An award of attorney fees is appropriate “to a successful party … in any action which has resulted in the enforcement of an important right affecting the public interest.” (CCP § 1021.5.) The three factors necessary to support an award of attorney fees pursuant to CCP § 1021.5 are: “(1) [the] action has resulted in the enforcement of an important right affecting the public interest,’ (2) a significant benefit, whether pecuniary or nonpecuniary has been conferred on the general public or a large class of persons and (3) the necessity and financial burden of private enforcement are such as to make the award appropriate.” (In re Conservatorship of Whitley (2010) 50 Cal.4th 1206, 1214.)

Here, it appears from the complaint that Plaintiffs are seeking to vindicate their own rights and not the rights of a large class of persons.

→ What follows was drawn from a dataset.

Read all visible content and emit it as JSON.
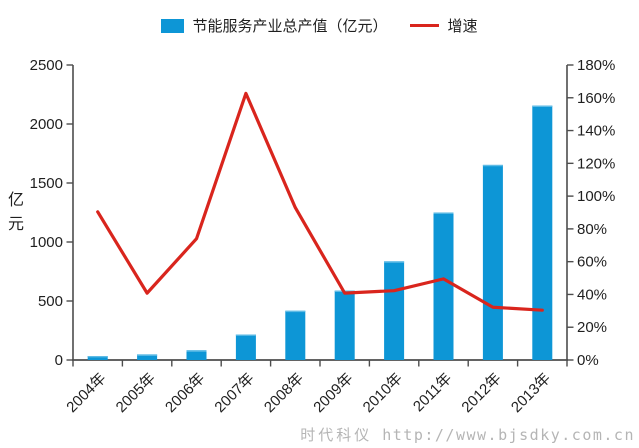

Also, it appears that Plaintiffs’ financial interest in the case would transcend any motivation to protect the public. Accordingly, at this stage, attorney fees do not appear appropriate pursuant to CCP § 1021.5. Plaintiffs may request leave later in the proceedings to add a claim for fees under § 1021.5 if appropriate. The motion is GRANTED as to paragraph 75.

Plaintiffs point out in opposition that they may be entitled to attorney fees pursuant to the lease or Civ. Code §1942.4. However, Defendants did not move to strike the prayer for attorney fees or any requests for attorney fees made on a basis other than CCP § 1021.5.